O Maria sine labe concepta, ora pro nobis, qui confugimus ad te!
“Ó Maria sem pecado concebida, rogai por nós que recorremos a ti!”



Notas:

[1] No Rito Bizantino são comuns as “festas associadas”, nas quais se celebram os personagens de uma festa no dia seguinte (cf. BERGER, Rupert. Festa associada. in: Dicionário de Liturgia Pastoral: Obra de consulta sobre todas as questões referentes à Liturgia. São Paulo: Loyola, 2010, pp. 165-166).

[2] cf. PROENÇA, Eduardo de [org.]. Apócrifos e pseudo-epígrafos da Bíblia, vol. I. São Paulo: Fonte Editorial, 2005, pp. 519-521.

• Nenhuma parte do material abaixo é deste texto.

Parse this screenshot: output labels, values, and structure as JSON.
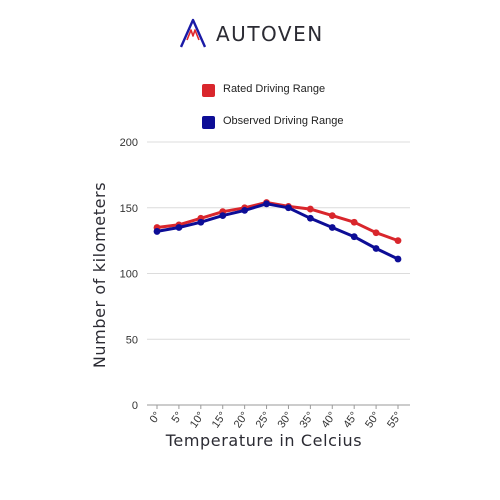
{
  "brand": {
    "name": "AUTOVEN",
    "logo_colors": {
      "primary": "#1a1aa6",
      "accent": "#e0262b"
    }
  },
  "chart_data": {
    "type": "line",
    "title": "",
    "xlabel": "Temperature in Celcius",
    "ylabel": "Number of kilometers",
    "categories": [
      "0°",
      "5°",
      "10°",
      "15°",
      "20°",
      "25°",
      "30°",
      "35°",
      "40°",
      "45°",
      "50°",
      "55°"
    ],
    "ylim": [
      0,
      200
    ],
    "yticks": [
      0,
      50,
      100,
      150,
      200
    ],
    "grid": true,
    "legend_position": "top",
    "series": [
      {
        "name": "Rated Driving Range",
        "color": "#d9262c",
        "values": [
          135,
          137,
          142,
          147,
          150,
          154,
          151,
          149,
          144,
          139,
          131,
          125
        ]
      },
      {
        "name": "Observed Driving Range",
        "color": "#0d0d96",
        "values": [
          132,
          135,
          139,
          144,
          148,
          153,
          150,
          142,
          135,
          128,
          119,
          111
        ]
      }
    ]
  }
}
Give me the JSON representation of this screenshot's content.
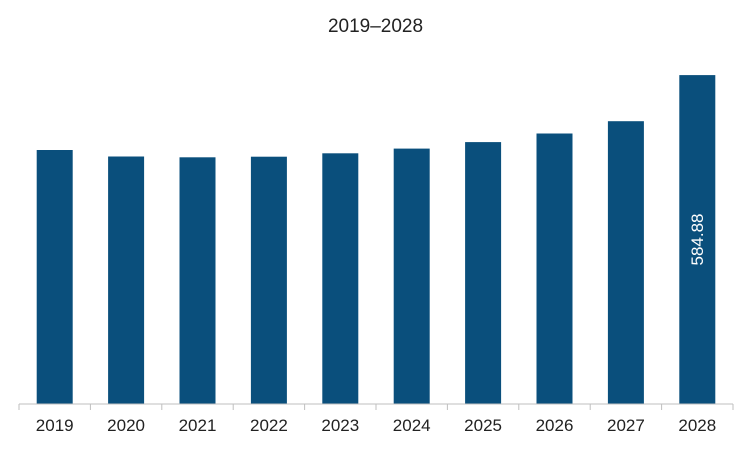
{
  "chart_data": {
    "type": "bar",
    "title": "2019–2028",
    "categories": [
      "2019",
      "2020",
      "2021",
      "2022",
      "2023",
      "2024",
      "2025",
      "2026",
      "2027",
      "2028"
    ],
    "values": [
      451.7,
      440.0,
      438.7,
      439.8,
      445.8,
      454.1,
      465.6,
      481.0,
      502.9,
      584.88
    ],
    "data_labels": [
      "",
      "",
      "",
      "",
      "",
      "",
      "",
      "",
      "",
      "584.88"
    ],
    "xlabel": "",
    "ylabel": "",
    "ylim": [
      0,
      617
    ],
    "grid": false,
    "legend": "none",
    "bar_color": "#0a4f7c",
    "axis_color": "#bfbfbf"
  }
}
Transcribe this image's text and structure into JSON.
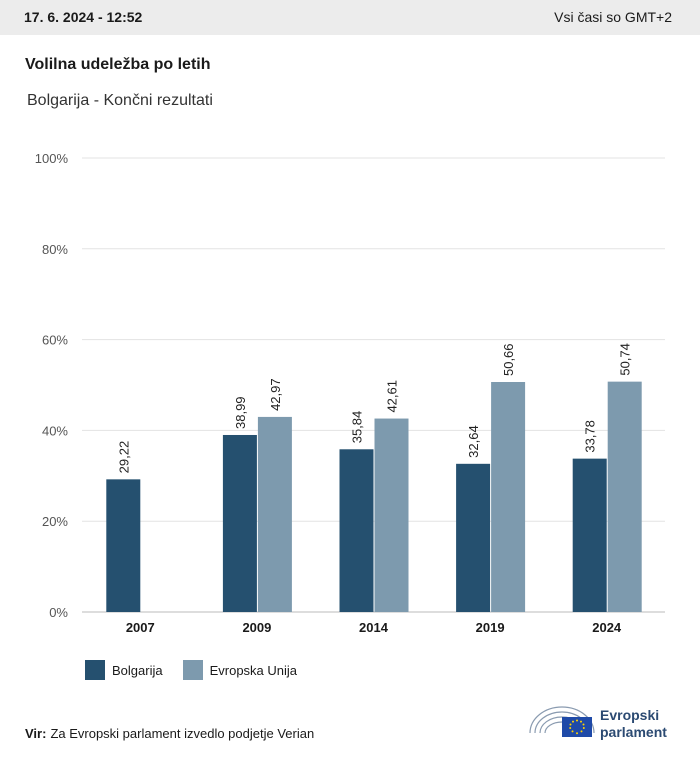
{
  "header": {
    "date": "17. 6. 2024 - 12:52",
    "timezone": "Vsi časi so GMT+2"
  },
  "title": "Volilna udeležba po letih",
  "subtitle": "Bolgarija - Končni rezultati",
  "chart_data": {
    "type": "bar",
    "categories": [
      "2007",
      "2009",
      "2014",
      "2019",
      "2024"
    ],
    "series": [
      {
        "name": "Bolgarija",
        "color": "#25506f",
        "values": [
          29.22,
          38.99,
          35.84,
          32.64,
          33.78
        ],
        "labels": [
          "29,22",
          "38,99",
          "35,84",
          "32,64",
          "33,78"
        ]
      },
      {
        "name": "Evropska Unija",
        "color": "#7d9aae",
        "values": [
          null,
          42.97,
          42.61,
          50.66,
          50.74
        ],
        "labels": [
          "",
          "42,97",
          "42,61",
          "50,66",
          "50,74"
        ]
      }
    ],
    "ylim": [
      0,
      100
    ],
    "yticks": [
      "0%",
      "20%",
      "40%",
      "60%",
      "80%",
      "100%"
    ],
    "grid": true,
    "legend_position": "bottom-left"
  },
  "legend": [
    "Bolgarija",
    "Evropska Unija"
  ],
  "source": {
    "label": "Vir:",
    "text": "Za Evropski parlament izvedlo podjetje Verian"
  },
  "logo": {
    "line1": "Evropski",
    "line2": "parlament"
  }
}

[3] SPERANDIO, João Manoel; TAMANINI, Paulo Augusto [org.]. Pequeno Menologion: Calendário Bizantino. Teresina: Editora da Universidade Federal do Piauí, 2015, p. 115.

[4] cf. DENZINGER, Heinrich. Compêndio dos símbolos, definições e declarações de fé e moral. São Paulo: Paulinas; Loyola, 2007, pp. 378-382.

[5] ibid., p. 490.

[6] ibid., p. 615.

[7] MISSAL ROMANO. Tradução portuguesa da 2ª edição típica para o Brasil. São Paulo: Paulus, 1991, pp. 715-717. No Brasil, o mesmo Prefácio é rezado no dia 12 de outubro, Solenidade de Nossa Senhora da Conceição Aparecida.

[8] cf. CONGREGAÇÃO PARA O CULTO DIVINO E A DISCIPLINA DOS SACRAMENTOS. Diretório sobre Piedade Popular e Liturgia. São Paulo: Paulinas, 2003, pp. 95-96.

[9] Para saber mais, cf. LIRA, Bruno Carneiro. A Virgem Maria no Ano Litúrgico. São Paulo: Paulinas, 2018, pp. 127-154.

Imaculada Conceição
Guido Reni (†1642)

Referências:

ADAM, Adolf. O Ano Litúrgico: Sua história e seu significado segundo a renovação litúrgica. São Paulo: Loyola, 2019, pp. 152-154.

AUGÉ, Matias. Ano Litúrgico: É o próprio Cristo presente na sua Igreja. São Paulo: Paulinas, 2019, pp. 289-290.297-299.

DE FIORES, Stefano; SERRA, Aristide. Imaculada. in: DE FIORES, Stefano; MEO, Salvatore [org.]. Dicionário de Mariologia. São Paulo; Paulus, 1995, pp. 598-620.

HOLWECK, Frederick. Immaculate Conception. The Catholic Encyclopedia, vol. 7, 1910. Disponível em: New Advent.

LODI, Enzo. Os Santos do Calendário Romano: Rezar com os Santos na Liturgia. São Paulo: Paulus, 1992, pp. 586-590.

RIGHETTI, Mario. Historia de la Liturgia, vol. I: Introducción general; El año litúrgico; El Breviario. Madrid: BAC, 1955, pp. 904-911.

SCHUSTER, Cardeal Alfredo Ildefonso. Liber Sacramentorum: Note storiche e liturgiche sul Messale Romano; vol. VI: La Chiesa Trionfante (Le Feste dei Santi durante il Ciclo Natalizio). Torino-Roma: Marietti, 1930, pp. 100-107.